「変態映画かと思ったら秀逸なサイコ・ミステリー!」女子高生に殺されたい さうすぽー。さんの映画レビュー(感想・評価)
変態映画かと思ったら秀逸なサイコ・ミステリー!
ここ最近のミステリー映画でトップクラスに面白くないか!?
【アルプススタンドのはしの方】という傑作映画を撮った、ピンク映画出身の城定秀夫監督が【帝一の国】でお馴染みの古屋兎丸の同名漫画を映画化した本作。
田中圭演じる東山という教師が、題名通り「女子高生に殺されたい」という願望を達成するために女子高生達を誘導させるよう計画を実行する物語。
学園ものにサイコスリラー要素の入った倒叙ミステリーという、これまでありそうで無かった内容だけに結構面白かったです!
田中圭演じる教師の視点をメインにストーリーが進むにも関わらず、殺されたい対象になる女子高生の候補が4人いてそのうちの相手が序盤でわからないという脚本進行でした。
いわゆる叙述トリックで使われる「信頼出来ない語り手」とも呼べる手法であり、"変態映画"でありながら秀逸なミステリーを観てるようでした。
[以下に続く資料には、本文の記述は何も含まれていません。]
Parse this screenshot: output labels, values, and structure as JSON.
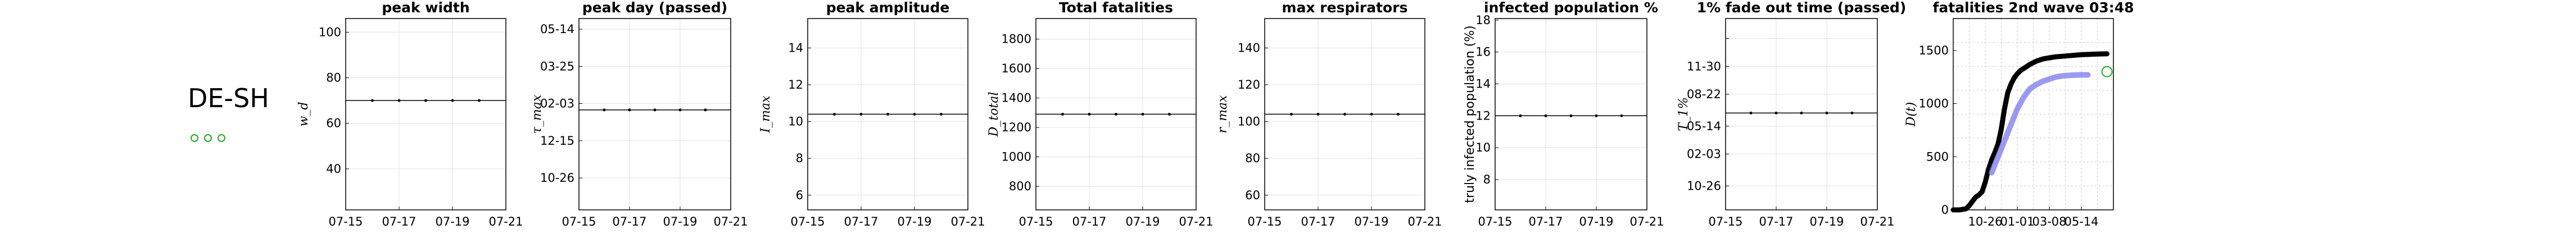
{
  "region": "DE-SH",
  "status_dots": {
    "count": 3,
    "color": "#22aa22"
  },
  "chart_data": [
    {
      "type": "line",
      "title": "peak width",
      "ylabel": "w_d",
      "ylim": [
        22,
        106
      ],
      "yticks": [
        40,
        60,
        80,
        100
      ],
      "yticklabels": [
        "40",
        "60",
        "80",
        "100"
      ],
      "categories": [
        "07-15",
        "07-16",
        "07-17",
        "07-18",
        "07-19",
        "07-20",
        "07-21"
      ],
      "xticklabels": [
        "07-15",
        "07-17",
        "07-19",
        "07-21"
      ],
      "values": [
        70,
        70,
        70,
        70,
        70,
        70,
        70
      ],
      "grid": true
    },
    {
      "type": "line",
      "title": "peak day (passed)",
      "ylabel": "τ_max",
      "ylim": [
        0,
        36
      ],
      "yticks": [
        6,
        13,
        20,
        27,
        34
      ],
      "yticklabels": [
        "10-26",
        "12-15",
        "02-03",
        "03-25",
        "05-14"
      ],
      "categories": [
        "07-15",
        "07-16",
        "07-17",
        "07-18",
        "07-19",
        "07-20",
        "07-21"
      ],
      "xticklabels": [
        "07-15",
        "07-17",
        "07-19",
        "07-21"
      ],
      "values": [
        18.8,
        18.8,
        18.8,
        18.8,
        18.8,
        18.8,
        18.8
      ],
      "grid": true
    },
    {
      "type": "line",
      "title": "peak amplitude",
      "ylabel": "I_max",
      "ylim": [
        5.2,
        15.6
      ],
      "yticks": [
        6,
        8,
        10,
        12,
        14
      ],
      "yticklabels": [
        "6",
        "8",
        "10",
        "12",
        "14"
      ],
      "categories": [
        "07-15",
        "07-16",
        "07-17",
        "07-18",
        "07-19",
        "07-20",
        "07-21"
      ],
      "xticklabels": [
        "07-15",
        "07-17",
        "07-19",
        "07-21"
      ],
      "values": [
        10.4,
        10.4,
        10.4,
        10.4,
        10.4,
        10.4,
        10.4
      ],
      "grid": true
    },
    {
      "type": "line",
      "title": "Total fatalities",
      "ylabel": "D_total",
      "ylim": [
        640,
        1940
      ],
      "yticks": [
        800,
        1000,
        1200,
        1400,
        1600,
        1800
      ],
      "yticklabels": [
        "800",
        "1000",
        "1200",
        "1400",
        "1600",
        "1800"
      ],
      "categories": [
        "07-15",
        "07-16",
        "07-17",
        "07-18",
        "07-19",
        "07-20",
        "07-21"
      ],
      "xticklabels": [
        "07-15",
        "07-17",
        "07-19",
        "07-21"
      ],
      "values": [
        1290,
        1290,
        1290,
        1290,
        1290,
        1290,
        1290
      ],
      "grid": true
    },
    {
      "type": "line",
      "title": "max respirators",
      "ylabel": "r_max",
      "ylim": [
        52,
        156
      ],
      "yticks": [
        60,
        80,
        100,
        120,
        140
      ],
      "yticklabels": [
        "60",
        "80",
        "100",
        "120",
        "140"
      ],
      "categories": [
        "07-15",
        "07-16",
        "07-17",
        "07-18",
        "07-19",
        "07-20",
        "07-21"
      ],
      "xticklabels": [
        "07-15",
        "07-17",
        "07-19",
        "07-21"
      ],
      "values": [
        104,
        104,
        104,
        104,
        104,
        104,
        104
      ],
      "grid": true
    },
    {
      "type": "line",
      "title": "infected population %",
      "ylabel": "truly infected population (%)",
      "ylim": [
        6.1,
        18.1
      ],
      "yticks": [
        8,
        10,
        12,
        14,
        16,
        18
      ],
      "yticklabels": [
        "8",
        "10",
        "12",
        "14",
        "16",
        "18"
      ],
      "categories": [
        "07-15",
        "07-16",
        "07-17",
        "07-18",
        "07-19",
        "07-20",
        "07-21"
      ],
      "xticklabels": [
        "07-15",
        "07-17",
        "07-19",
        "07-21"
      ],
      "values": [
        12,
        12,
        12,
        12,
        12,
        12,
        12
      ],
      "grid": true
    },
    {
      "type": "line",
      "title": "1% fade out time (passed)",
      "ylabel": "T_1%",
      "ylim": [
        0,
        48
      ],
      "yticks": [
        6,
        14,
        21,
        29,
        36,
        43
      ],
      "yticklabels": [
        "10-26",
        "02-03",
        "05-14",
        "08-22",
        "11-30",
        ""
      ],
      "yticklabels_visible": [
        "10-26",
        "02-03",
        "05-14",
        "08-22",
        "11-30"
      ],
      "categories": [
        "07-15",
        "07-16",
        "07-17",
        "07-18",
        "07-19",
        "07-20",
        "07-21"
      ],
      "xticklabels": [
        "07-15",
        "07-17",
        "07-19",
        "07-21"
      ],
      "values": [
        24.3,
        24.3,
        24.3,
        24.3,
        24.3,
        24.3,
        24.3
      ],
      "grid": true
    },
    {
      "type": "line",
      "title": "fatalities 2nd wave 03:48",
      "ylabel": "D(t)",
      "ylim": [
        0,
        1800
      ],
      "yticks": [
        0,
        500,
        1000,
        1500
      ],
      "yticklabels": [
        "0",
        "500",
        "1000",
        "1500"
      ],
      "xticklabels": [
        "10-26",
        "01-01",
        "03-08",
        "05-14"
      ],
      "xticks": [
        10,
        20,
        30,
        40
      ],
      "xlim": [
        0,
        50
      ],
      "series": [
        {
          "color": "#000000",
          "x": [
            0,
            2,
            4,
            5,
            6,
            7,
            8,
            9,
            10,
            11,
            12,
            13,
            14,
            15,
            16,
            17,
            18,
            19,
            20,
            21,
            22,
            23,
            24,
            26,
            28,
            30,
            32,
            34,
            36,
            38,
            40,
            42,
            44,
            46,
            48
          ],
          "y": [
            0,
            0,
            10,
            40,
            80,
            120,
            140,
            170,
            260,
            380,
            470,
            540,
            620,
            760,
            950,
            1100,
            1180,
            1240,
            1280,
            1310,
            1330,
            1350,
            1370,
            1400,
            1420,
            1430,
            1440,
            1445,
            1450,
            1455,
            1460,
            1462,
            1465,
            1467,
            1468
          ]
        },
        {
          "color": "#8888ee",
          "x": [
            12,
            14,
            16,
            18,
            20,
            22,
            24,
            26,
            28,
            30,
            32,
            34,
            36,
            38,
            40,
            42
          ],
          "y": [
            350,
            500,
            650,
            800,
            950,
            1060,
            1140,
            1180,
            1210,
            1230,
            1250,
            1260,
            1265,
            1268,
            1270,
            1270
          ]
        },
        {
          "color": "#22aa22",
          "x": [
            48
          ],
          "y": [
            1300
          ]
        }
      ],
      "grid": true
    }
  ]
}
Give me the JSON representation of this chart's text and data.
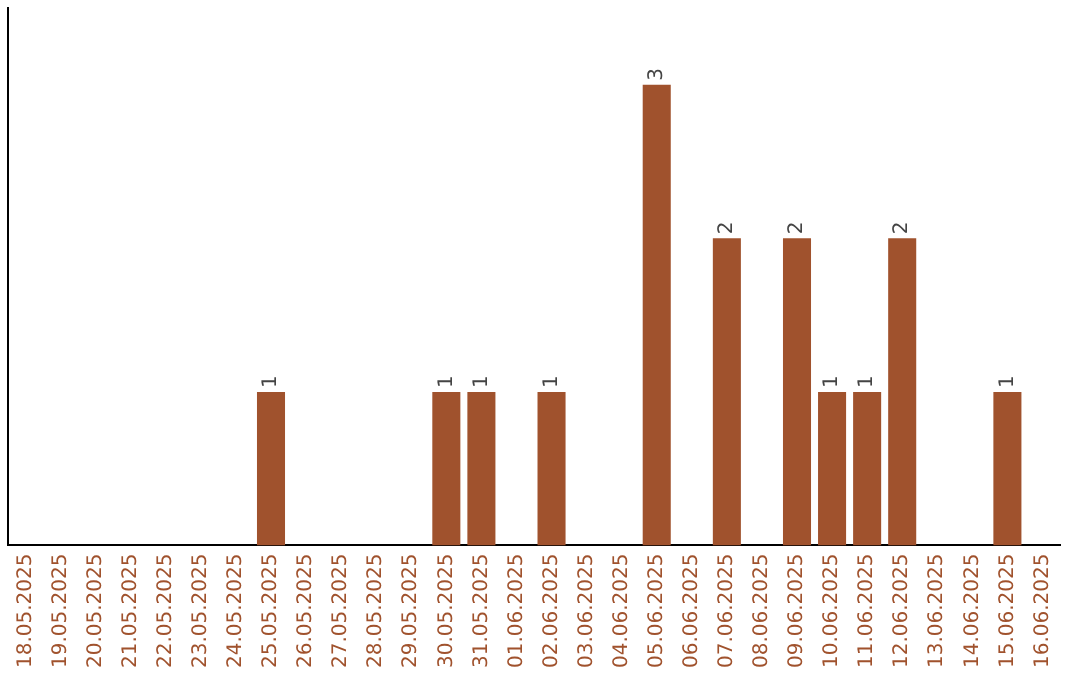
{
  "chart_data": {
    "type": "bar",
    "categories": [
      "18.05.2025",
      "19.05.2025",
      "20.05.2025",
      "21.05.2025",
      "22.05.2025",
      "23.05.2025",
      "24.05.2025",
      "25.05.2025",
      "26.05.2025",
      "27.05.2025",
      "28.05.2025",
      "29.05.2025",
      "30.05.2025",
      "31.05.2025",
      "01.06.2025",
      "02.06.2025",
      "03.06.2025",
      "04.06.2025",
      "05.06.2025",
      "06.06.2025",
      "07.06.2025",
      "08.06.2025",
      "09.06.2025",
      "10.06.2025",
      "11.06.2025",
      "12.06.2025",
      "13.06.2025",
      "14.06.2025",
      "15.06.2025",
      "16.06.2025"
    ],
    "values": [
      0,
      0,
      0,
      0,
      0,
      0,
      0,
      1,
      0,
      0,
      0,
      0,
      1,
      1,
      0,
      1,
      0,
      0,
      3,
      0,
      2,
      0,
      2,
      1,
      1,
      2,
      0,
      0,
      1,
      0
    ],
    "value_labels": [
      null,
      null,
      null,
      null,
      null,
      null,
      null,
      "1",
      null,
      null,
      null,
      null,
      "1",
      "1",
      null,
      "1",
      null,
      null,
      "3",
      null,
      "2",
      null,
      "2",
      "1",
      "1",
      "2",
      null,
      null,
      "1",
      null
    ],
    "color": "#a0522d",
    "grid": false,
    "legend": false,
    "tick_labels": "x"
  }
}
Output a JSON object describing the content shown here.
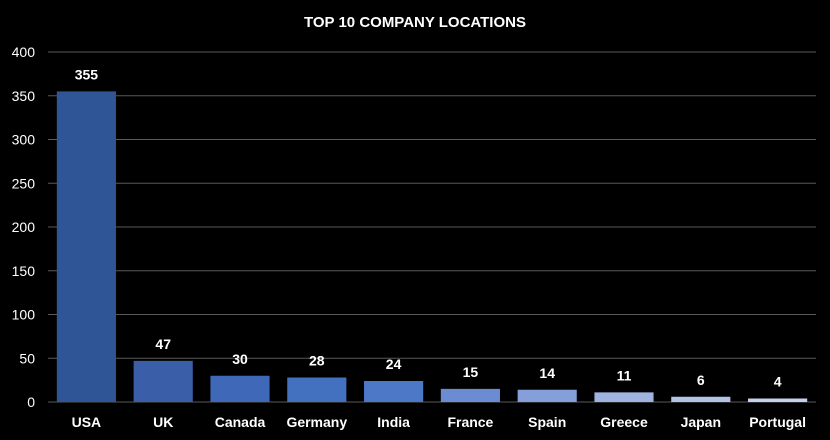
{
  "chart_data": {
    "type": "bar",
    "title": "TOP 10 COMPANY LOCATIONS",
    "xlabel": "",
    "ylabel": "",
    "categories": [
      "USA",
      "UK",
      "Canada",
      "Germany",
      "India",
      "France",
      "Spain",
      "Greece",
      "Japan",
      "Portugal"
    ],
    "values": [
      355,
      47,
      30,
      28,
      24,
      15,
      14,
      11,
      6,
      4
    ],
    "ylim": [
      0,
      400
    ],
    "yticks": [
      0,
      50,
      100,
      150,
      200,
      250,
      300,
      350,
      400
    ],
    "grid": true,
    "legend": "none",
    "bar_colors": [
      "#2f5597",
      "#3a5fa8",
      "#3f68b8",
      "#4470c0",
      "#4d78c8",
      "#6b8cd2",
      "#849fd9",
      "#9fb3e0",
      "#b3c3e6",
      "#c5d1ec"
    ],
    "background": "#000000",
    "text_color": "#ffffff",
    "grid_color": "#595959"
  }
}
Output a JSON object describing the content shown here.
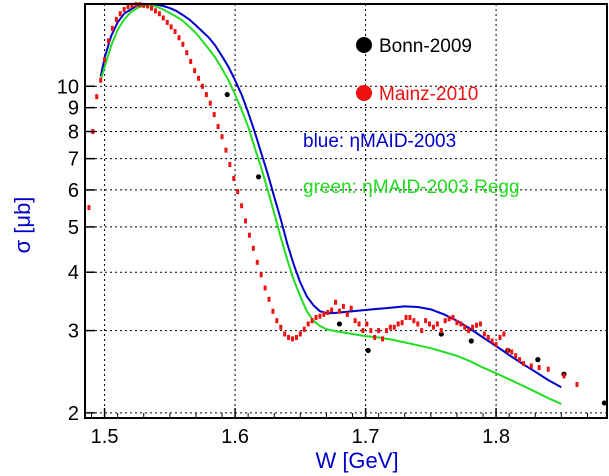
{
  "chart_data": {
    "type": "scatter",
    "xlabel": "W [GeV]",
    "ylabel": "σ [μb]",
    "xlim": [
      1.485,
      1.885
    ],
    "ylim": [
      1.95,
      15.0
    ],
    "y_scale": "log",
    "grid": true,
    "x_ticks": [
      1.5,
      1.6,
      1.7,
      1.8
    ],
    "x_tick_labels": [
      "1.5",
      "1.6",
      "1.7",
      "1.8"
    ],
    "y_ticks": [
      2,
      3,
      4,
      5,
      6,
      7,
      8,
      9,
      10
    ],
    "y_tick_labels": [
      "2",
      "3",
      "4",
      "5",
      "6",
      "7",
      "8",
      "9",
      "10"
    ],
    "legend_labels": {
      "bonn": "Bonn-2009",
      "mainz": "Mainz-2010",
      "blue": "blue: ηMAID-2003",
      "green": "green: ηMAID-2003 Regg"
    },
    "legend_placement": "top-right",
    "colors": {
      "bonn": "#000000",
      "mainz": "#ee1111",
      "blue": "#0000cc",
      "green": "#22dd22",
      "axis_title": "#0000cc"
    },
    "series": [
      {
        "name": "Bonn-2009",
        "kind": "points",
        "x": [
          1.594,
          1.618,
          1.68,
          1.702,
          1.758,
          1.781,
          1.809,
          1.832,
          1.852,
          1.883
        ],
        "y": [
          9.6,
          6.4,
          3.1,
          2.72,
          2.95,
          2.85,
          2.72,
          2.6,
          2.42,
          2.1
        ]
      },
      {
        "name": "Mainz-2010",
        "kind": "points",
        "x": [
          1.488,
          1.491,
          1.494,
          1.497,
          1.5,
          1.503,
          1.506,
          1.509,
          1.512,
          1.515,
          1.518,
          1.521,
          1.524,
          1.527,
          1.53,
          1.533,
          1.536,
          1.539,
          1.542,
          1.545,
          1.548,
          1.551,
          1.554,
          1.557,
          1.56,
          1.563,
          1.566,
          1.569,
          1.572,
          1.575,
          1.578,
          1.581,
          1.584,
          1.587,
          1.59,
          1.593,
          1.596,
          1.599,
          1.602,
          1.605,
          1.608,
          1.611,
          1.614,
          1.617,
          1.62,
          1.623,
          1.626,
          1.629,
          1.632,
          1.635,
          1.638,
          1.641,
          1.644,
          1.647,
          1.65,
          1.653,
          1.656,
          1.659,
          1.662,
          1.665,
          1.668,
          1.671,
          1.674,
          1.677,
          1.68,
          1.683,
          1.686,
          1.689,
          1.692,
          1.695,
          1.698,
          1.701,
          1.704,
          1.707,
          1.71,
          1.713,
          1.716,
          1.719,
          1.722,
          1.725,
          1.728,
          1.731,
          1.734,
          1.737,
          1.74,
          1.743,
          1.746,
          1.749,
          1.752,
          1.755,
          1.758,
          1.761,
          1.764,
          1.767,
          1.77,
          1.773,
          1.776,
          1.779,
          1.782,
          1.785,
          1.788,
          1.791,
          1.794,
          1.797,
          1.8,
          1.803,
          1.806,
          1.809,
          1.812,
          1.815,
          1.818,
          1.821,
          1.827,
          1.833,
          1.84,
          1.852,
          1.862
        ],
        "y": [
          5.5,
          8.0,
          9.5,
          10.3,
          11.4,
          12.5,
          13.3,
          13.9,
          14.3,
          14.6,
          14.8,
          14.9,
          14.95,
          14.95,
          14.9,
          14.85,
          14.7,
          14.5,
          14.3,
          14.0,
          13.7,
          13.4,
          13.1,
          12.7,
          12.3,
          11.8,
          11.3,
          10.8,
          10.4,
          10.0,
          9.6,
          9.2,
          8.7,
          8.2,
          7.8,
          7.3,
          6.8,
          6.35,
          5.95,
          5.55,
          5.15,
          4.8,
          4.5,
          4.2,
          3.95,
          3.7,
          3.5,
          3.3,
          3.15,
          3.05,
          2.95,
          2.9,
          2.88,
          2.9,
          2.95,
          3.02,
          3.1,
          3.15,
          3.2,
          3.22,
          3.25,
          3.28,
          3.32,
          3.45,
          3.3,
          3.38,
          3.25,
          3.35,
          3.15,
          3.1,
          3.0,
          3.1,
          3.0,
          2.9,
          3.0,
          2.88,
          3.0,
          3.05,
          3.05,
          3.1,
          3.12,
          3.2,
          3.2,
          3.15,
          3.1,
          3.0,
          3.15,
          3.1,
          3.05,
          3.1,
          3.0,
          3.15,
          3.18,
          3.2,
          3.12,
          3.1,
          3.05,
          3.0,
          3.05,
          3.08,
          3.1,
          2.95,
          2.9,
          2.85,
          2.8,
          2.9,
          2.95,
          2.72,
          2.7,
          2.65,
          2.6,
          2.55,
          2.52,
          2.5,
          2.48,
          2.4,
          2.3
        ]
      },
      {
        "name": "ηMAID-2003",
        "kind": "line",
        "x": [
          1.497,
          1.5,
          1.505,
          1.51,
          1.515,
          1.52,
          1.525,
          1.53,
          1.535,
          1.54,
          1.545,
          1.55,
          1.555,
          1.56,
          1.565,
          1.57,
          1.575,
          1.58,
          1.585,
          1.59,
          1.595,
          1.6,
          1.605,
          1.61,
          1.615,
          1.62,
          1.625,
          1.63,
          1.635,
          1.64,
          1.645,
          1.65,
          1.655,
          1.66,
          1.665,
          1.67,
          1.675,
          1.68,
          1.69,
          1.7,
          1.71,
          1.72,
          1.73,
          1.74,
          1.75,
          1.76,
          1.77,
          1.78,
          1.79,
          1.8,
          1.81,
          1.82,
          1.83,
          1.84,
          1.85
        ],
        "y": [
          10.5,
          11.5,
          12.8,
          13.7,
          14.3,
          14.6,
          14.9,
          15.0,
          15.0,
          14.95,
          14.85,
          14.7,
          14.5,
          14.2,
          13.9,
          13.5,
          13.1,
          12.7,
          12.2,
          11.6,
          11.0,
          10.3,
          9.6,
          8.8,
          8.0,
          7.2,
          6.5,
          5.8,
          5.2,
          4.6,
          4.15,
          3.8,
          3.55,
          3.4,
          3.3,
          3.27,
          3.27,
          3.28,
          3.3,
          3.32,
          3.34,
          3.36,
          3.38,
          3.37,
          3.33,
          3.25,
          3.15,
          3.03,
          2.9,
          2.78,
          2.66,
          2.55,
          2.45,
          2.35,
          2.27
        ]
      },
      {
        "name": "ηMAID-2003 Regg",
        "kind": "line",
        "x": [
          1.497,
          1.5,
          1.505,
          1.51,
          1.515,
          1.52,
          1.525,
          1.53,
          1.535,
          1.54,
          1.545,
          1.55,
          1.555,
          1.56,
          1.565,
          1.57,
          1.575,
          1.58,
          1.585,
          1.59,
          1.595,
          1.6,
          1.605,
          1.61,
          1.615,
          1.62,
          1.625,
          1.63,
          1.635,
          1.64,
          1.645,
          1.65,
          1.655,
          1.66,
          1.665,
          1.67,
          1.675,
          1.68,
          1.69,
          1.7,
          1.71,
          1.72,
          1.73,
          1.74,
          1.75,
          1.76,
          1.77,
          1.78,
          1.79,
          1.8,
          1.81,
          1.82,
          1.83,
          1.84,
          1.85
        ],
        "y": [
          10.3,
          11.0,
          12.2,
          13.2,
          13.9,
          14.4,
          14.7,
          14.9,
          14.9,
          14.8,
          14.6,
          14.35,
          14.1,
          13.8,
          13.4,
          13.0,
          12.5,
          12.0,
          11.5,
          10.9,
          10.3,
          9.6,
          8.9,
          8.2,
          7.4,
          6.7,
          6.0,
          5.35,
          4.75,
          4.25,
          3.85,
          3.55,
          3.3,
          3.15,
          3.07,
          3.02,
          3.0,
          2.98,
          2.95,
          2.92,
          2.9,
          2.87,
          2.83,
          2.79,
          2.75,
          2.7,
          2.65,
          2.58,
          2.5,
          2.43,
          2.36,
          2.29,
          2.22,
          2.15,
          2.09
        ]
      }
    ]
  }
}
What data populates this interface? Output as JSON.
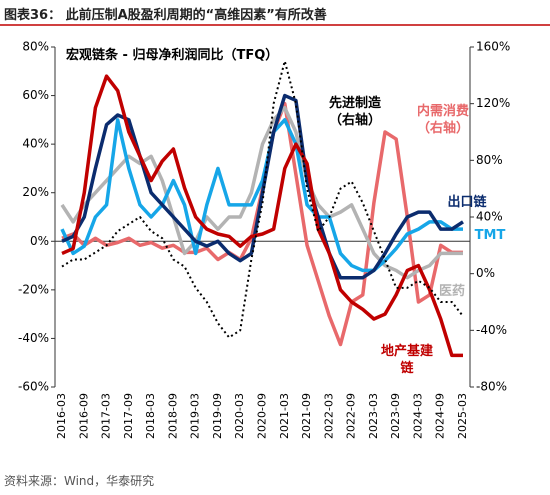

また、中盤で大島優子演じる元恋人がスクールカウンセラーとして学校に赴任してきますが、この人物がいわゆる「探偵視点」という作中の謎を解き明かす役割を担う我々観客目線的な存在になることで、映画を途中でダレさせない作りがされていました。
また、主人公の教師は"誰か殺されたい願望を持つ"というかなり変わった性癖を持つ人を「オートアサシノフィリア」と作中で言及されていましたが、そういった精神病を今回初めて知りました。
ちなみに、東山先生はこのオートアサシノフィリアを持った理由の一つに「母親から愛されなかった」、「胎児の時にへその緒が首に絡まって死にかけた」という理由付けがされていました。
これは、原作に無いオリジナル要素だそうです!
原作ではきちんとした理由が言及されてないそうで、映画では観客に分かりやすく、かつ変わった性癖を持つ理由として納得いく理由を追加したため、本当に素晴らしい!
(しかも、殺される方法も首をロープで絞め殺されるという計画)
東山先生を演じた田中圭の演技も「良い教師を演じてる一面と変態な一面がしっかり現されていて素晴らしいし、先生のターゲットにされた女子高生達の演技も素晴らしいです。
不満要素をあげるとしたら、
説明の場面がいささか多いと感じます。
ミステリーだからある程度は仕方ないかもしれませんが、1対1で会話してる場面ではもう少し台詞を自然な形で表現した方が映画から気持ちが離れにくかったと思います。
また、劇中で「女子高生に殺されたい」願望を持つ理由に納得はいくものの、対象が"女子高生"である理由が弱かったです。
とは言え、学園ミステリー映画として本当に面白かったのでかなり満足です!
それにしても、年に2作品以上が当たり前という凄まじく速いペースで撮り続けるのにこれだけ面白い作品を作れる城定監督は何者ですか!?